Are the singers 'blowing too much air pressure'.
This will 'cut out' the overtones in the voice
and create a smaller sound, even though the
singers get a bigger sound in their inner
hearing. Teach them to 'feel the sensations of
the ng' rather than 'listening for a big sound'.
The result will be a larger choral sound. Use
the idea of having them vocalize against a
wall while breathing into the lower back and
then supporting into the wall further.
Again, are their mouth openings too
spread?
Solutions: Have the singers pronounce through the
shape of an 'o' vowel. This will encourage the tongue
to do most of the pronouncing as in the Italian
language. Pronouncing this way also creates much
more legato line. Also use the previous idea of having
the singers pronounce the 5 vowels with the
forefinger tip between the teeth. Also use the Italian
'u' as a reference point in alignment of vowels. Use a
sequence of vowels starting on the Italian 'u'. Have
the singers keep the 'feel of the u' as they go to the
other vowels. This will also help choral blend.

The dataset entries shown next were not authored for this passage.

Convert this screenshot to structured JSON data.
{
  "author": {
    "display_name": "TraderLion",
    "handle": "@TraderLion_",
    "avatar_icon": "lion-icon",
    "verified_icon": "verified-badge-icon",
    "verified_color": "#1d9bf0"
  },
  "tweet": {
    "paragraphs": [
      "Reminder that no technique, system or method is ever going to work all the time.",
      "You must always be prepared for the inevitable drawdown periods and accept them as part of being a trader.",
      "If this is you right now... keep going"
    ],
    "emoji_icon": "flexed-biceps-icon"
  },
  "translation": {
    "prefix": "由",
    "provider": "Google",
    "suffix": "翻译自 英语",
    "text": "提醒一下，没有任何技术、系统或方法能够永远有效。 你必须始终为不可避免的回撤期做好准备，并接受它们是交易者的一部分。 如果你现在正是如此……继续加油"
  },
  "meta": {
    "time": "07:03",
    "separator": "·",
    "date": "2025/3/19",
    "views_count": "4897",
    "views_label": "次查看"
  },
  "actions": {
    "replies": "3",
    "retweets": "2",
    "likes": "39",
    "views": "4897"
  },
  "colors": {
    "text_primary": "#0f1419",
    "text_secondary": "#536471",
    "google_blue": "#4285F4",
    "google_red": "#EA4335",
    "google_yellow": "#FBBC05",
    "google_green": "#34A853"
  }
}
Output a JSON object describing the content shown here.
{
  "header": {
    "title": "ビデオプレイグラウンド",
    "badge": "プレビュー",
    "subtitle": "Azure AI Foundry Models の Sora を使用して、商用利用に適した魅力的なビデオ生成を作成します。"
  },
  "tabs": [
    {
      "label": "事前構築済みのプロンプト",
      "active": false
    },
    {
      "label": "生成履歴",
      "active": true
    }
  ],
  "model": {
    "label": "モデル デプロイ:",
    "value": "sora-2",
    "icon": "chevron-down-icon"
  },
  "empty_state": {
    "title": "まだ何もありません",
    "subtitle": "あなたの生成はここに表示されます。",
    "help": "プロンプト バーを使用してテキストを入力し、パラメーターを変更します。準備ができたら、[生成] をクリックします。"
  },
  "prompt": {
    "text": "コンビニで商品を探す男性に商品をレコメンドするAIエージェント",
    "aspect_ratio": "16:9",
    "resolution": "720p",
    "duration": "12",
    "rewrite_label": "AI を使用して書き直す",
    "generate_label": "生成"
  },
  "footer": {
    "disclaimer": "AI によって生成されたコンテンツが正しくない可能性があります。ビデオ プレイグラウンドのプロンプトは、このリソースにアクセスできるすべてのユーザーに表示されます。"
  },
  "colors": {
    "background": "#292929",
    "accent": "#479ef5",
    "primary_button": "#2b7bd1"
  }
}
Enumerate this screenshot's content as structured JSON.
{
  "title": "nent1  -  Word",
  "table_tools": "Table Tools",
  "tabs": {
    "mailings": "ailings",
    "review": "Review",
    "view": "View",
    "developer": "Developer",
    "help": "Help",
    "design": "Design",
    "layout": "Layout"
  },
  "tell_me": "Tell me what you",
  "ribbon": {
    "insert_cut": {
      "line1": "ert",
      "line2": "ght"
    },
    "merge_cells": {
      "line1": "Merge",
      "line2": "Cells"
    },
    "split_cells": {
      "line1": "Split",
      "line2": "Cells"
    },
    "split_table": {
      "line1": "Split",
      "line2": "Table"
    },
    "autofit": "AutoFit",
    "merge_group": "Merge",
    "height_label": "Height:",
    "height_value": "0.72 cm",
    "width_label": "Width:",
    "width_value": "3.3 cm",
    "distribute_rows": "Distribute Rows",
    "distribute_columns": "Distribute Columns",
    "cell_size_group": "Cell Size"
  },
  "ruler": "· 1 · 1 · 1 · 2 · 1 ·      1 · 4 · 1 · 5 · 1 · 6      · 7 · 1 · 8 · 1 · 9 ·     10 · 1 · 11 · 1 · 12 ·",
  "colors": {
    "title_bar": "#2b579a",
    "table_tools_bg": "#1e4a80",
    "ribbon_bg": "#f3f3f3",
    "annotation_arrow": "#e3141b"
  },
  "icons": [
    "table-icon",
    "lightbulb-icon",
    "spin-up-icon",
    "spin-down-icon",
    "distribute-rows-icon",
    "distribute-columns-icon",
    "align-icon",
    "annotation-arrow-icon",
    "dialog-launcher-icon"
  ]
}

Exercises that Create a Healthy Vocal


Sound:
1, 3, 5, 3, 1. a, o, u, o, a. (This simple exercise
will begin to allow the singer to assimilate the
idea of 'narrowing' the vowels as they go up
instead of spreading. This is good for volunteer
choirs because it involves less range.)
1, 2, 3, 4, 5, 4, 3, 2, 1.
a....le....lu..........ia.(Creates similar results as the
number 1. Be sure the singers keep the jaw
somewhat down and 'flip' the l's. The tongue
should function separate from the jaw.)

1, 2, 3, 4, 5, 6, 7, 8, 9, 8, 7, 6, 5, 4, 3, 2, 1
a.....o...........u..............o........a......
5......5, 5, 5, 5, 5, 4, 3, 2, 1 u..... i..e..a..o..u............
(This exercise shapes the pharynx in a healthy
acoustical space for all vowels. Use the idea the all
the vowels keep some of the 'u' feel in the throat.)
1.......(oct. up), 7, 6, 5, 4, 3, 2, 1
a.......u.............................(Exercise is intended to help
singers discover more head voice in their quality and
to blend the registers more smoothly.)
1..3..1 o..u..o (Have the singer feel as though the larynx drops
slightly as they sing the 'u' vowel. This will begin to help them
discover a 'lower larynx' position. Vennard calls this the laryngeal
pivot or 'rocking' of the larynx. Use this exercise only in the
middle range.)
1..3..5..oct..3rd above...oct..5..3..1 a..e..i..o....u...........o....a..e..i
(This exercise is designed to allow a lower larynx while going into
the upper range. The 'o' and 'u' vowels are lower larynxed vowels
and performing this exercise will help the singers not to create a
'spread and shrill sound in the higher register. The jaw should be
somewhat stable encouraging the singer to pronounce with the
tongue separate from the jaw.)
5....5..4..3..2..1 ng...a............(Exercise allows for the 'ng' ring to
thread into the form of the vowel. Use the vowel modification of
'aw' for the 'a' if it is too spread.)